Floor space is not selling as fast as anticipated, forcing Realtors to slash goodwill that previously ran into millions of shillings, hire interior designers to spruce up the buildings, set up indoor entertainment spots and offer freebies.
The glut in mall space has changed the way developers and operators treat tenants as they seek to edge each other out for some scraps of profitability in the abundance of empty mall space and falling tenancy.
Some owners are even opting to occupy huge spaces with their own businesses.
“Landlords should be ready to go business unusual. Failure to consider the target population which has a direct bearing on spending power…the non-performing enterprises are doomed to close down and consequently the vacancies that have been witnessed in various malls arises,’’ said Njeri Njoroge, a senior property manager at real estate company Regent Valuers International Kenya.
Nairobi already has 391,000 square metres of existing mall space with an additional 470,000 square metres in the pipeline, according to Knight Frank’s ‘‘2016 sub-Saharan Shopping Centre Development Trends’’.
By producing an almost same product, the mall industry has pushed itself into cannibalization, a concept that refers to a reduction in sales volume, sales revenue, or market share of one product as a result of the introduction of a new product by the same producers.

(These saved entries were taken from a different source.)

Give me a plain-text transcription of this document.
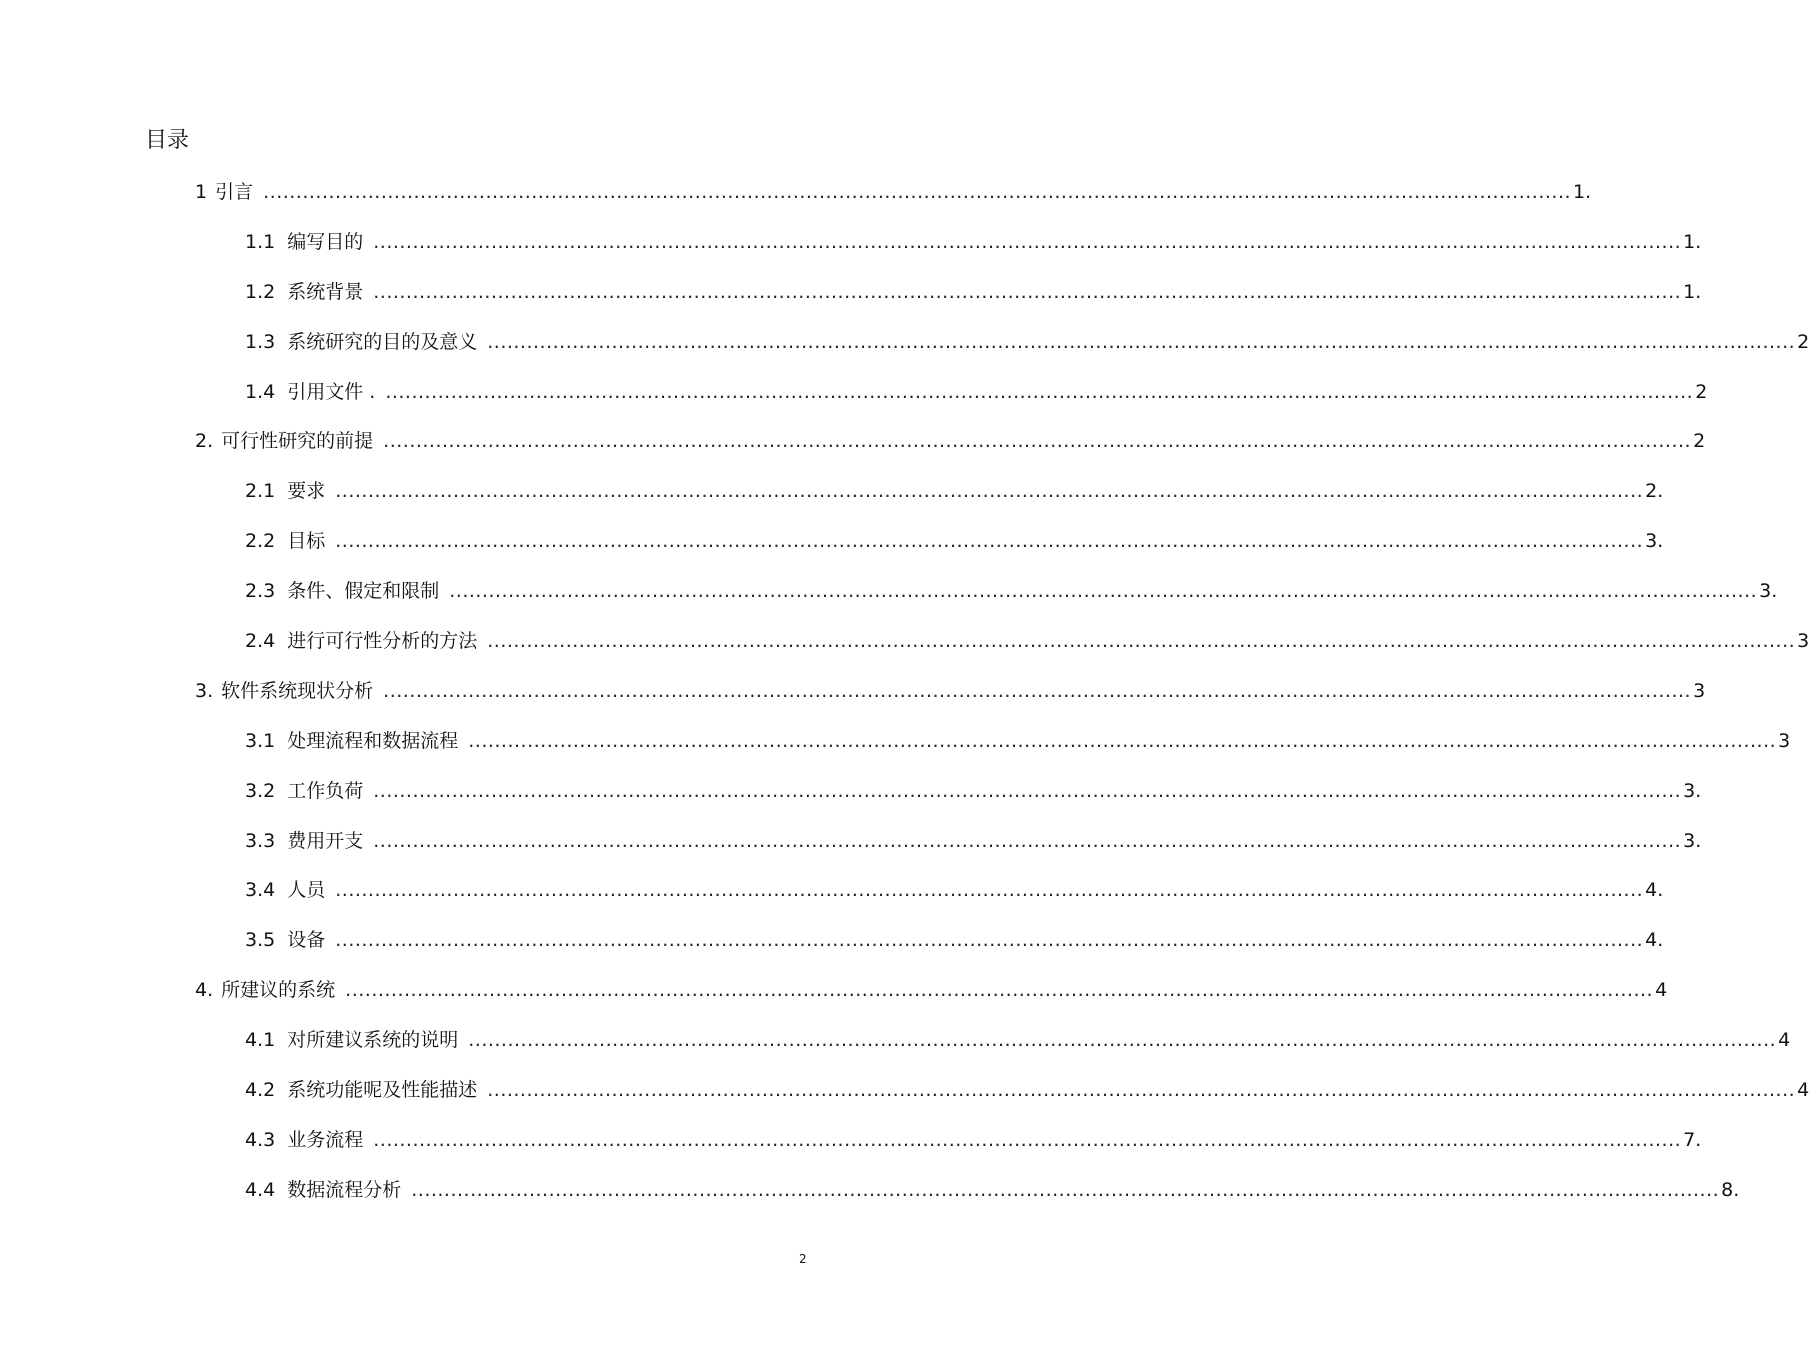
目录
1 引言 ........................................................................................................................................................................................................ 1 .
1.1 编写目的 ........................................................................................................................................................................................................ 1 .
1.2 系统背景 ........................................................................................................................................................................................................ 1 .
1.3 系统研究的目的及意义 ........................................................................................................................................................................................................ 2
1.4 引用文件 . ........................................................................................................................................................................................................ 2
2. 可行性研究的前提 ........................................................................................................................................................................................................ 2
2.1 要求 ........................................................................................................................................................................................................ 2 .
2.2 目标 ........................................................................................................................................................................................................ 3 .
2.3 条件、假定和限制 ........................................................................................................................................................................................................ 3 .
2.4 进行可行性分析的方法 ........................................................................................................................................................................................................ 3
3. 软件系统现状分析 ........................................................................................................................................................................................................ 3
3.1 处理流程和数据流程 ........................................................................................................................................................................................................ 3
3.2 工作负荷 ........................................................................................................................................................................................................ 3 .
3.3 费用开支 ........................................................................................................................................................................................................ 3 .
3.4 人员 ........................................................................................................................................................................................................ 4 .
3.5 设备 ........................................................................................................................................................................................................ 4 .
4. 所建议的系统 ........................................................................................................................................................................................................ 4
4.1 对所建议系统的说明 ........................................................................................................................................................................................................ 4
4.2 系统功能呢及性能描述 ........................................................................................................................................................................................................ 4
4.3 业务流程 ........................................................................................................................................................................................................ 7 .
4.4 数据流程分析 ........................................................................................................................................................................................................ 8 .
2
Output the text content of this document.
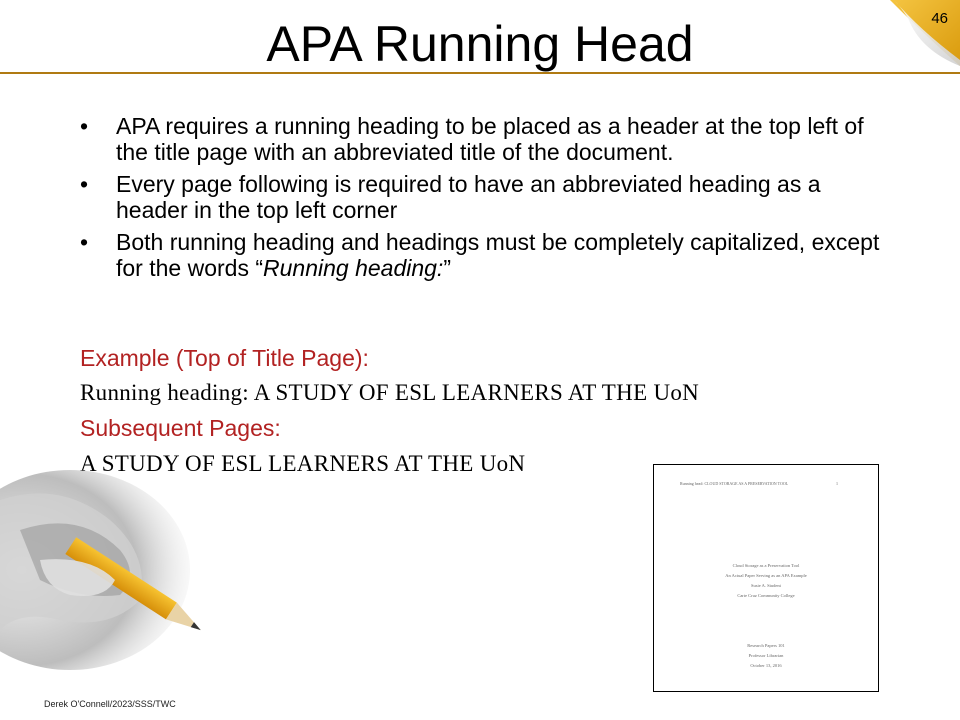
46
APA Running Head
• APA requires a running heading to be placed as a header at the top left of the title page with an abbreviated title of the document.
• Every page following is required to have an abbreviated heading as a header in the top left corner
• Both running heading and headings must be completely capitalized, except for the words “Running heading:”
Example (Top of Title Page):
Running heading: A STUDY OF ESL LEARNERS AT THE UoN
Subsequent Pages:
A STUDY OF ESL LEARNERS AT THE UoN
Derek O'Connell/2023/SSS/TWC
Running head: CLOUD STORAGE AS A PRESERVATION TOOL	1
Cloud Storage as a Preservation Tool
An Actual Paper Serving as an APA Example
Susie A. Student
Carte Cruz Community College
Research Papers 101
Professor Librarian
October 13, 2016
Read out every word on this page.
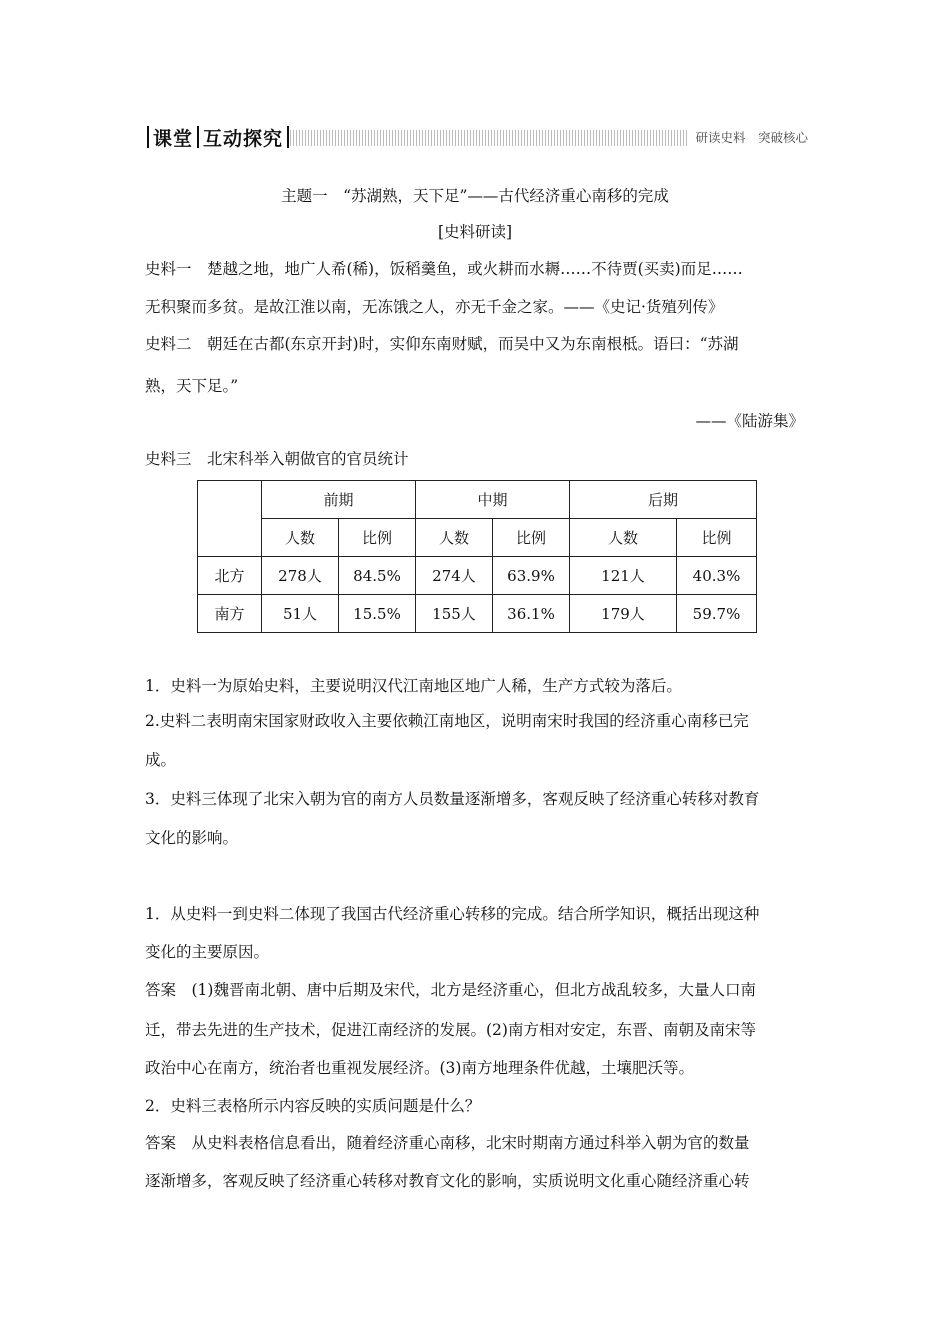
课堂 互动探究	研读史料　突破核心
主题一　“苏湖熟，天下足”——古代经济重心南移的完成
[史料研读]
史料一　楚越之地，地广人希(稀)，饭稻羹鱼，或火耕而水耨……不待贾(买卖)而足……
无积聚而多贫。是故江淮以南，无冻饿之人，亦无千金之家。——《史记·货殖列传》
史料二　朝廷在古都(东京开封)时，实仰东南财赋，而吴中又为东南根柢。语曰：“苏湖
熟，天下足。”
——《陆游集》
史料三　北宋科举入朝做官的官员统计
	前期		中期		后期	
	人数	比例	人数	比例	人数	比例
北方	278人	84.5%	274人	63.9%	121人	40.3%
南方	51人	15.5%	155人	36.1%	179人	59.7%
1．史料一为原始史料，主要说明汉代江南地区地广人稀，生产方式较为落后。
2.史料二表明南宋国家财政收入主要依赖江南地区，说明南宋时我国的经济重心南移已完
成。
3．史料三体现了北宋入朝为官的南方人员数量逐渐增多，客观反映了经济重心转移对教育
文化的影响。
1．从史料一到史料二体现了我国古代经济重心转移的完成。结合所学知识，概括出现这种
变化的主要原因。
答案　(1)魏晋南北朝、唐中后期及宋代，北方是经济重心，但北方战乱较多，大量人口南
迁，带去先进的生产技术，促进江南经济的发展。(2)南方相对安定，东晋、南朝及南宋等
政治中心在南方，统治者也重视发展经济。(3)南方地理条件优越，土壤肥沃等。
2．史料三表格所示内容反映的实质问题是什么？
答案　从史料表格信息看出，随着经济重心南移，北宋时期南方通过科举入朝为官的数量
逐渐增多，客观反映了经济重心转移对教育文化的影响，实质说明文化重心随经济重心转
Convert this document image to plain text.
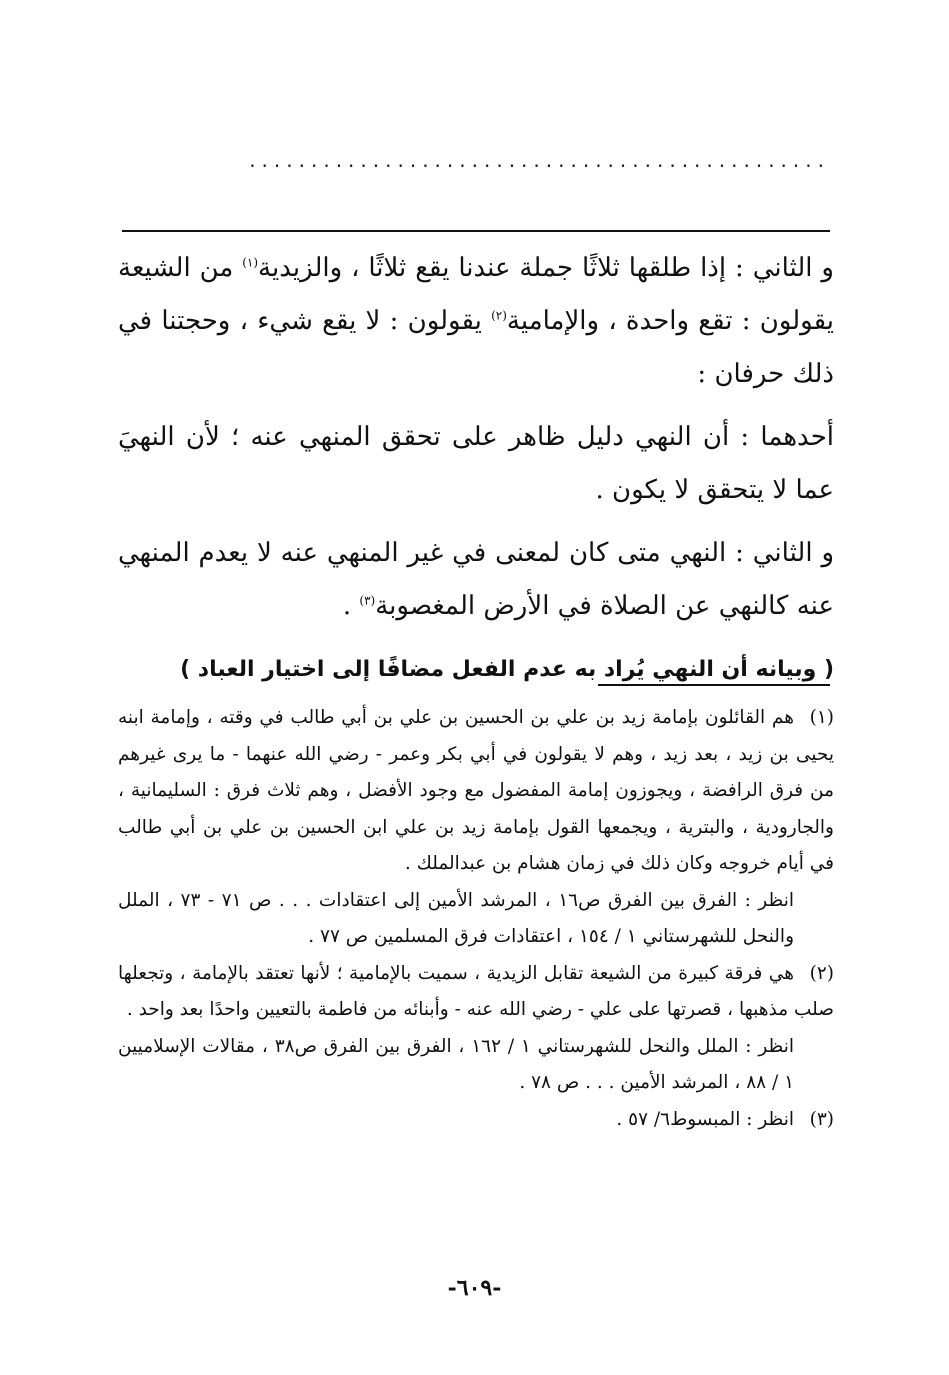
...............................................

و الثاني : إذا طلقها ثلاثًا جملة عندنا يقع ثلاثًا ، والزيدية$^{(١)}$ من الشيعة يقولون : تقع واحدة ، والإمامية$^{(٢)}$ يقولون : لا يقع شيء ، وحجتنا في ذلك حرفان :

أحدهما : أن النهي دليل ظاهر على تحقق المنهي عنه ؛ لأن النهيَ عما لا يتحقق لا يكون .

و الثاني : النهي متى كان لمعنى في غير المنهي عنه لا يعدم المنهي عنه كالنهي عن الصلاة في الأرض المغصوبة$^{(٣)}$ .

( وبيانه أن النهي يُراد به عدم الفعل مضافًا إلى اختيار العباد )

(١)هم القائلون بإمامة زيد بن علي بن الحسين بن علي بن أبي طالب في وقته ، وإمامة ابنه يحيى بن زيد ، بعد زيد ، وهم لا يقولون في أبي بكر وعمر - رضي الله عنهما - ما يرى غيرهم من فرق الرافضة ، ويجوزون إمامة المفضول مع وجود الأفضل ، وهم ثلاث فرق : السليمانية ، والجارودية ، والبترية ، ويجمعها القول بإمامة زيد بن علي ابن الحسين بن علي بن أبي طالب في أيام خروجه وكان ذلك في زمان هشام بن عبدالملك .

انظر : الفرق بين الفرق ص١٦ ، المرشد الأمين إلى اعتقادات . . . ص ٧١ - ٧٣ ، الملل والنحل للشهرستاني ١ / ١٥٤ ، اعتقادات فرق المسلمين ص ٧٧ .

(٢)هي فرقة كبيرة من الشيعة تقابل الزيدية ، سميت بالإمامية ؛ لأنها تعتقد بالإمامة ، وتجعلها صلب مذهبها ، قصرتها على علي - رضي الله عنه - وأبنائه من فاطمة بالتعيين واحدًا بعد واحد .

انظر : الملل والنحل للشهرستاني ١ / ١٦٢ ، الفرق بين الفرق ص٣٨ ، مقالات الإسلاميين ١ / ٨٨ ، المرشد الأمين . . . ص ٧٨ .

(٣)انظر : المبسوط٦/ ٥٧ .

-٦٠٩-
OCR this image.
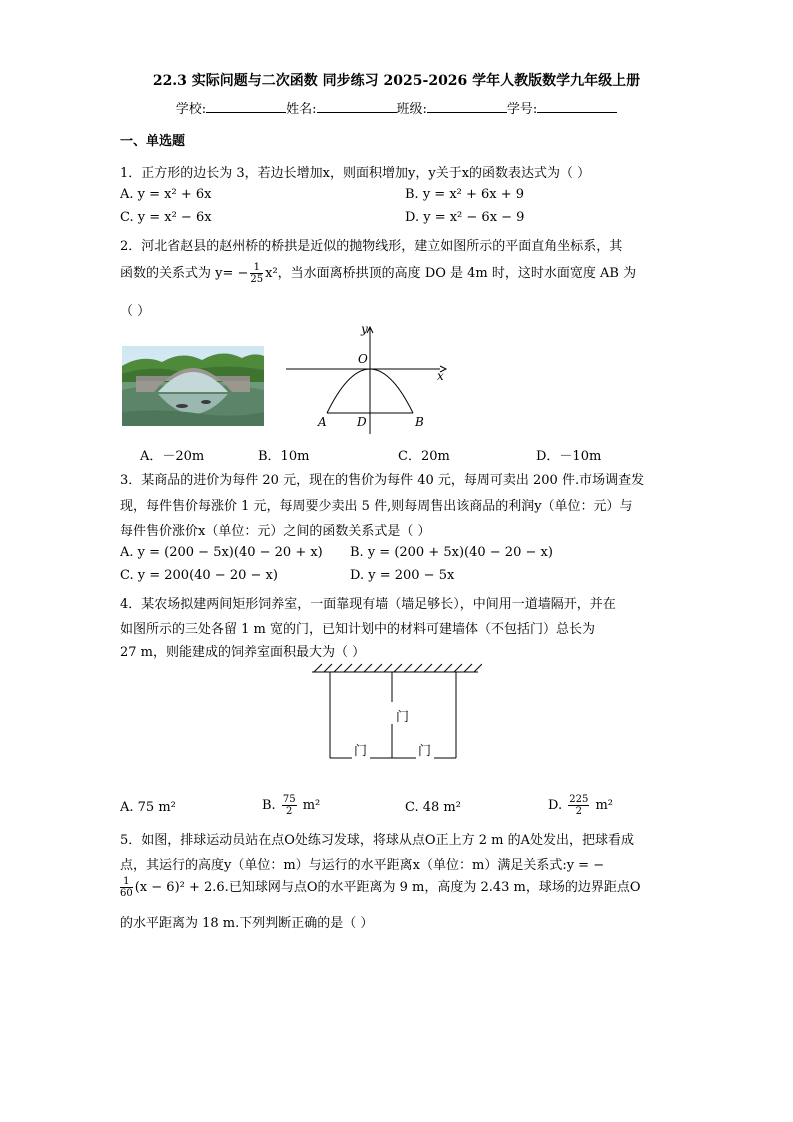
22.3 实际问题与二次函数 同步练习 2025-2026 学年人教版数学九年级上册
学校:	姓名:	班级:	学号:
一、单选题
1．正方形的边长为 3，若边长增加x，则面积增加y，y关于x的函数表达式为（ ）
A. y = x² + 6x	B. y = x² + 6x + 9
C. y = x² − 6x	D. y = x² − 6x − 9
2．河北省赵县的赵州桥的桥拱是近似的抛物线形，建立如图所示的平面直角坐标系，其
函数的关系式为 $y= - \frac{1}{25} x^2$，当水面离桥拱顶的高度 DO 是 4m 时，这时水面宽度 AB 为
（ ）
y
x
O
A	D	B
A．－20m	B．10m	C．20m	D．－10m
3．某商品的进价为每件 20 元，现在的售价为每件 40 元，每周可卖出 200 件.市场调查发
现，每件售价每涨价 1 元，每周要少卖出 5 件,则每周售出该商品的利润y（单位：元）与
每件售价涨价x（单位：元）之间的函数关系式是（ ）
A. y = (200 − 5x)(40 − 20 + x) B. y = (200 + 5x)(40 − 20 − x)
C. y = 200(40 − 20 − x)	D. y = 200 − 5x
4．某农场拟建两间矩形饲养室，一面靠现有墙（墙足够长），中间用一道墙隔开，并在
如图所示的三处各留 1 m 宽的门，已知计划中的材料可建墙体（不包括门）总长为
27 m，则能建成的饲养室面积最大为（ ）
门
门	门
A. 75 m²	B. $\frac{75}{2} m^2$	C. 48 m²	D. $\frac{225}{2} m^2$
5．如图，排球运动员站在点O处练习发球，将球从点O正上方 2 m 的A处发出，把球看成
点，其运行的高度y（单位：m）与运行的水平距离x（单位：m）满足关系式:y = −
$\frac{1}{60} (x - 6)^2 + 2.6$.已知球网与点O的水平距离为 9 m，高度为 2.43 m，球场的边界距点O
的水平距离为 18 m.下列判断正确的是（ ）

Ms Njoroge said that some practices that were a common place just a few years ago are no more with the customers acquiring the upper hand in bargaining.
“The landlords are no longer keen on asking for goodwill charges to have a competitive edge,” she said.
Muchiri Wahome, Deacons East Africa chief executive officer, said with the rate of developments, cannibalization has already begun taking effect.
Mr Wahome, who runs 10 brands such as Truworths, Mr Price, Adidas, Identity, 4U2, Angelo, Life Fitness and baby shop under the East African franchise, said that landlords will have to listen to their clients and change business models to make any sensible profits.
“Obviously, the business model is going to be put under pressure since some developers have gone ahead and put up malls without talking to retailers and understanding who are going to be their tenants,” Mr Wahome said.
The first casualty will be the rents. For investors interested in taking up spaces, the question will be if the malls are affordable.